How did Valeant CEO J. Michael Pearson's compensation package add up?

In a recent article in The New York Times, reporter Peter Eavis outlined various aspects of Laval, Quebec, Canada-based Valeant Pharmaceuticals CEO J. Michael Pearson's compensation package.

Valeant has been in hot water lately. In late March, it announced its Mr. Pearson would leave the company. Mr. Pearson is expected to testify before a Senate committee this month regarding his company's drug price hikes.

Here are four things to know about Mr. Pearson's compensation, according to The New York Times.

1. Through shares and options, Mr. Pearson owned almost 3 percent of Valeant, which amounted to more than $2.5 billion at the peak of Valeant's stock trade.

2. Mr. Pearson's long-term awards plan outlines how he received more stock shares if shareholder return grew higher. A 2011 agreement highlights how the Valeant CEO "would get zero 'performance' shares if Valeant's stock price did not go up by at least 15 percent a year over the following three years," according to the report.

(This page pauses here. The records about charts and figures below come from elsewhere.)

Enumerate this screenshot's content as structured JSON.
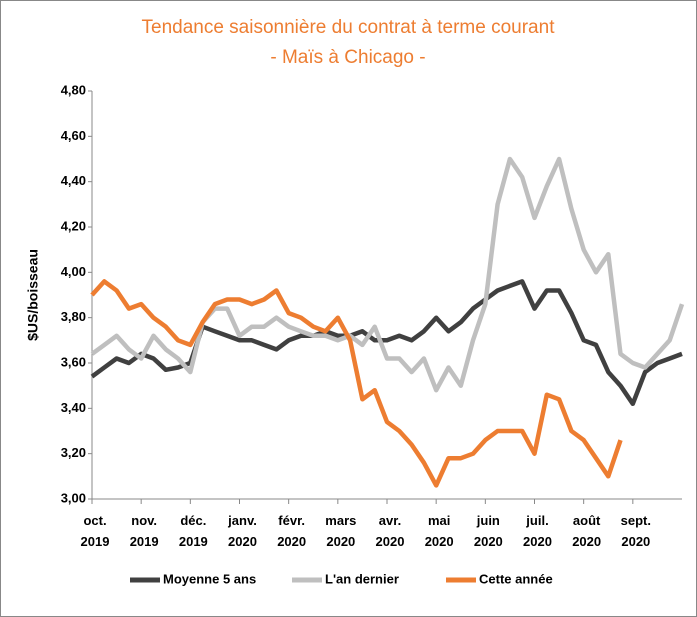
{
  "chart_data": {
    "type": "line",
    "title": "Tendance saisonnière du contrat à terme courant",
    "subtitle": "- Maïs à Chicago -",
    "y_label": "$US/boisseau",
    "categories": [
      "oct. 2019",
      null,
      null,
      null,
      "nov. 2019",
      null,
      null,
      null,
      "déc. 2019",
      null,
      null,
      null,
      "janv. 2020",
      null,
      null,
      null,
      "févr. 2020",
      null,
      null,
      null,
      "mars 2020",
      null,
      null,
      null,
      "avr. 2020",
      null,
      null,
      null,
      "mai 2020",
      null,
      null,
      null,
      "juin 2020",
      null,
      null,
      null,
      "juil. 2020",
      null,
      null,
      null,
      "août 2020",
      null,
      null,
      null,
      "sept. 2020",
      null,
      null,
      null,
      null
    ],
    "series": [
      {
        "name": "Moyenne 5 ans",
        "color": "#404040",
        "values": [
          3.54,
          3.58,
          3.62,
          3.6,
          3.64,
          3.62,
          3.57,
          3.58,
          3.6,
          3.76,
          3.74,
          3.72,
          3.7,
          3.7,
          3.68,
          3.66,
          3.7,
          3.72,
          3.72,
          3.74,
          3.72,
          3.72,
          3.74,
          3.7,
          3.7,
          3.72,
          3.7,
          3.74,
          3.8,
          3.74,
          3.78,
          3.84,
          3.88,
          3.92,
          3.94,
          3.96,
          3.84,
          3.92,
          3.92,
          3.82,
          3.7,
          3.68,
          3.56,
          3.5,
          3.42,
          3.56,
          3.6,
          3.62,
          3.64
        ]
      },
      {
        "name": "L'an dernier",
        "color": "#bfbfbf",
        "values": [
          3.64,
          3.68,
          3.72,
          3.66,
          3.62,
          3.72,
          3.66,
          3.62,
          3.56,
          3.78,
          3.84,
          3.84,
          3.72,
          3.76,
          3.76,
          3.8,
          3.76,
          3.74,
          3.72,
          3.72,
          3.7,
          3.72,
          3.68,
          3.76,
          3.62,
          3.62,
          3.56,
          3.62,
          3.48,
          3.58,
          3.5,
          3.7,
          3.86,
          4.3,
          4.5,
          4.42,
          4.24,
          4.38,
          4.5,
          4.28,
          4.1,
          4.0,
          4.08,
          3.64,
          3.6,
          3.58,
          3.64,
          3.7,
          3.86
        ]
      },
      {
        "name": "Cette année",
        "color": "#ed7d31",
        "values": [
          3.9,
          3.96,
          3.92,
          3.84,
          3.86,
          3.8,
          3.76,
          3.7,
          3.68,
          3.78,
          3.86,
          3.88,
          3.88,
          3.86,
          3.88,
          3.92,
          3.82,
          3.8,
          3.76,
          3.74,
          3.8,
          3.7,
          3.44,
          3.48,
          3.34,
          3.3,
          3.24,
          3.16,
          3.06,
          3.18,
          3.18,
          3.2,
          3.26,
          3.3,
          3.3,
          3.3,
          3.2,
          3.46,
          3.44,
          3.3,
          3.26,
          3.18,
          3.1,
          3.26,
          null,
          null,
          null,
          null,
          null
        ]
      }
    ],
    "ylim": [
      3.0,
      4.8
    ],
    "yticks": [
      {
        "value": 3.0,
        "label": "3,00"
      },
      {
        "value": 3.2,
        "label": "3,20"
      },
      {
        "value": 3.4,
        "label": "3,40"
      },
      {
        "value": 3.6,
        "label": "3,60"
      },
      {
        "value": 3.8,
        "label": "3,80"
      },
      {
        "value": 4.0,
        "label": "4,00"
      },
      {
        "value": 4.2,
        "label": "4,20"
      },
      {
        "value": 4.4,
        "label": "4,40"
      },
      {
        "value": 4.6,
        "label": "4,60"
      },
      {
        "value": 4.8,
        "label": "4,80"
      }
    ],
    "grid": false,
    "legend": "bottom"
  }
}
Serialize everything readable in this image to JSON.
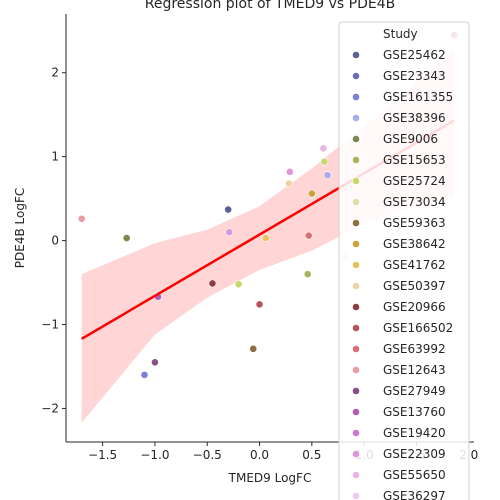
{
  "chart_data": {
    "type": "scatter",
    "title": "Regression plot of TMED9 vs PDE4B",
    "xlabel": "TMED9 LogFC",
    "ylabel": "PDE4B LogFC",
    "xlim": [
      -1.85,
      2.05
    ],
    "ylim": [
      -2.4,
      2.7
    ],
    "xticks": [
      -1.5,
      -1.0,
      -0.5,
      0.0,
      0.5,
      1.0,
      1.5,
      2.0
    ],
    "xtick_labels": [
      "−1.5",
      "−1.0",
      "−0.5",
      "0.0",
      "0.5",
      "1.0",
      "1.5",
      "2.0"
    ],
    "yticks": [
      -2,
      -1,
      0,
      1,
      2
    ],
    "ytick_labels": [
      "−2",
      "−1",
      "0",
      "1",
      "2"
    ],
    "grid": false,
    "legend": {
      "title": "Study",
      "placement": "right",
      "entries": [
        {
          "label": "GSE25462",
          "color": "#5b5f93"
        },
        {
          "label": "GSE23343",
          "color": "#6a6db8"
        },
        {
          "label": "GSE161355",
          "color": "#7b7fd8"
        },
        {
          "label": "GSE38396",
          "color": "#a9acec"
        },
        {
          "label": "GSE9006",
          "color": "#7a8a4e"
        },
        {
          "label": "GSE15653",
          "color": "#a5b55f"
        },
        {
          "label": "GSE25724",
          "color": "#c8d86a"
        },
        {
          "label": "GSE73034",
          "color": "#dedcab"
        },
        {
          "label": "GSE59363",
          "color": "#8e6d3f"
        },
        {
          "label": "GSE38642",
          "color": "#c9a23b"
        },
        {
          "label": "GSE41762",
          "color": "#e8c25e"
        },
        {
          "label": "GSE50397",
          "color": "#efd3a8"
        },
        {
          "label": "GSE20966",
          "color": "#8e3e42"
        },
        {
          "label": "GSE166502",
          "color": "#b8535a"
        },
        {
          "label": "GSE63992",
          "color": "#d86f76"
        },
        {
          "label": "GSE12643",
          "color": "#ec9ba1"
        },
        {
          "label": "GSE27949",
          "color": "#8a4e86"
        },
        {
          "label": "GSE13760",
          "color": "#b25db0"
        },
        {
          "label": "GSE19420",
          "color": "#cf76cf"
        },
        {
          "label": "GSE22309",
          "color": "#dd96da"
        },
        {
          "label": "GSE55650",
          "color": "#e6b4e3"
        },
        {
          "label": "GSE36297",
          "color": "#eecbea"
        }
      ]
    },
    "points": [
      {
        "x": -1.7,
        "y": 0.26,
        "color": "#ec9ba1"
      },
      {
        "x": -1.27,
        "y": 0.03,
        "color": "#7a8a4e"
      },
      {
        "x": -1.1,
        "y": -1.6,
        "color": "#7b7fd8"
      },
      {
        "x": -1.0,
        "y": -1.45,
        "color": "#8a4e86"
      },
      {
        "x": -0.97,
        "y": -0.67,
        "color": "#b25db0"
      },
      {
        "x": -0.45,
        "y": -0.51,
        "color": "#8e3e42"
      },
      {
        "x": -0.3,
        "y": 0.37,
        "color": "#5b5f93"
      },
      {
        "x": -0.29,
        "y": 0.1,
        "color": "#dd96da"
      },
      {
        "x": -0.2,
        "y": -0.52,
        "color": "#c8d86a"
      },
      {
        "x": -0.06,
        "y": -1.29,
        "color": "#8e6d3f"
      },
      {
        "x": 0.0,
        "y": -0.76,
        "color": "#b8535a"
      },
      {
        "x": 0.06,
        "y": 0.03,
        "color": "#e8c25e"
      },
      {
        "x": 0.28,
        "y": 0.68,
        "color": "#efd3a8"
      },
      {
        "x": 0.29,
        "y": 0.82,
        "color": "#dd96da"
      },
      {
        "x": 0.46,
        "y": -0.4,
        "color": "#a5b55f"
      },
      {
        "x": 0.47,
        "y": 0.06,
        "color": "#d86f76"
      },
      {
        "x": 0.5,
        "y": 0.56,
        "color": "#c9a23b"
      },
      {
        "x": 0.61,
        "y": 1.1,
        "color": "#e6b4e3"
      },
      {
        "x": 0.62,
        "y": 0.94,
        "color": "#c8d86a"
      },
      {
        "x": 0.65,
        "y": 0.78,
        "color": "#a9acec"
      },
      {
        "x": 0.82,
        "y": -0.2,
        "color": "#dedcab"
      },
      {
        "x": 1.86,
        "y": 2.45,
        "color": "#b8535a"
      }
    ],
    "regression": {
      "x": [
        -1.7,
        1.86
      ],
      "y": [
        -1.17,
        1.43
      ],
      "color": "#ff0000",
      "ci_upper": [
        [
          -1.7,
          -0.4
        ],
        [
          -1.0,
          -0.03
        ],
        [
          -0.5,
          0.13
        ],
        [
          0.0,
          0.41
        ],
        [
          0.5,
          0.86
        ],
        [
          1.0,
          1.36
        ],
        [
          1.5,
          1.88
        ],
        [
          1.86,
          2.28
        ]
      ],
      "ci_lower": [
        [
          -1.7,
          -2.17
        ],
        [
          -1.0,
          -1.12
        ],
        [
          -0.5,
          -0.68
        ],
        [
          0.0,
          -0.35
        ],
        [
          0.5,
          -0.12
        ],
        [
          1.0,
          0.2
        ],
        [
          1.5,
          0.42
        ],
        [
          1.86,
          0.52
        ]
      ]
    }
  }
}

Upon the stock price hitting that 15 percent return, Mr. Pearson would receive 120,000 shares. At a 60 percent return, he'd receive 480,000 shares.

3. Also in the 2011 long-term agreement, Mr. Pearson received "an outright grant of 500,000 stock options," a significant and generous amount, according to the report.

4. Even though Valeant's stock prices have dropped considerably, Mr. Pearson's holdings are at more than $200 million, according to the report.